1.¿De qué manera concreta voy a buscar vivir mi Semana Santa? Será muy difícil en los momentos de Corona Virus, en qué vivimos; pero ¿qué medios puedo colocar para que mi familia y yo nos acerquemos más al Señor Jesús en estos días?

 2.Hagamos un verdadero esfuerzo para vivir estos días cerca del corazón de la Madre.

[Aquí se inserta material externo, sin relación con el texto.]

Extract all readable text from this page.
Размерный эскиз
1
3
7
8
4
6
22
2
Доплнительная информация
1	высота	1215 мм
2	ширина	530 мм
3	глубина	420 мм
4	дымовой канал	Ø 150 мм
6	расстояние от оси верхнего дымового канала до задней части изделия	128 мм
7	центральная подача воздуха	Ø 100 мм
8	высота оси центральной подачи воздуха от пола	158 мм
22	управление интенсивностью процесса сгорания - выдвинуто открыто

No seamos indiferentes al dolor de María que nos enseña a vivir el verdadero horizonte de esperanza en medio del sufrimiento.

 3.Leamos en el Catecismo de la Iglesia Católica los numerales: 557- 623.

 [1] El Domingo de Ramos se lee como texto evangélico el texto íntegro de la Pasión y Muerte de Jesucristo. Este texto varía de acuerdo al ciclo litúrgico. En este caso leemos el Evangelio de San Mateo.

[2] Mesías viene del latín bíblico Messĭas, y este a su vez del hebreo מָשִׁיחַ Māšîaḥ significa «ungido» o «crismado».

[3] El asno era el animal más común de todas las bestias de carga, utilizada para el transporte de carga pesadas y también como cabalgadura, tanto por ricos como por pobres. Tanto el asno como la mula son consideradas cabalgaduras más seguras que el caballo. El asno blanco se consideraba como animal digno de personas importantes (ver Jc 5,10). Un escrito del siglo XIII a.C. indica que no era propio de gente real andar a caballo en vez de asno. El caballo se introdujo más tarde, principalmente como animal de guerra.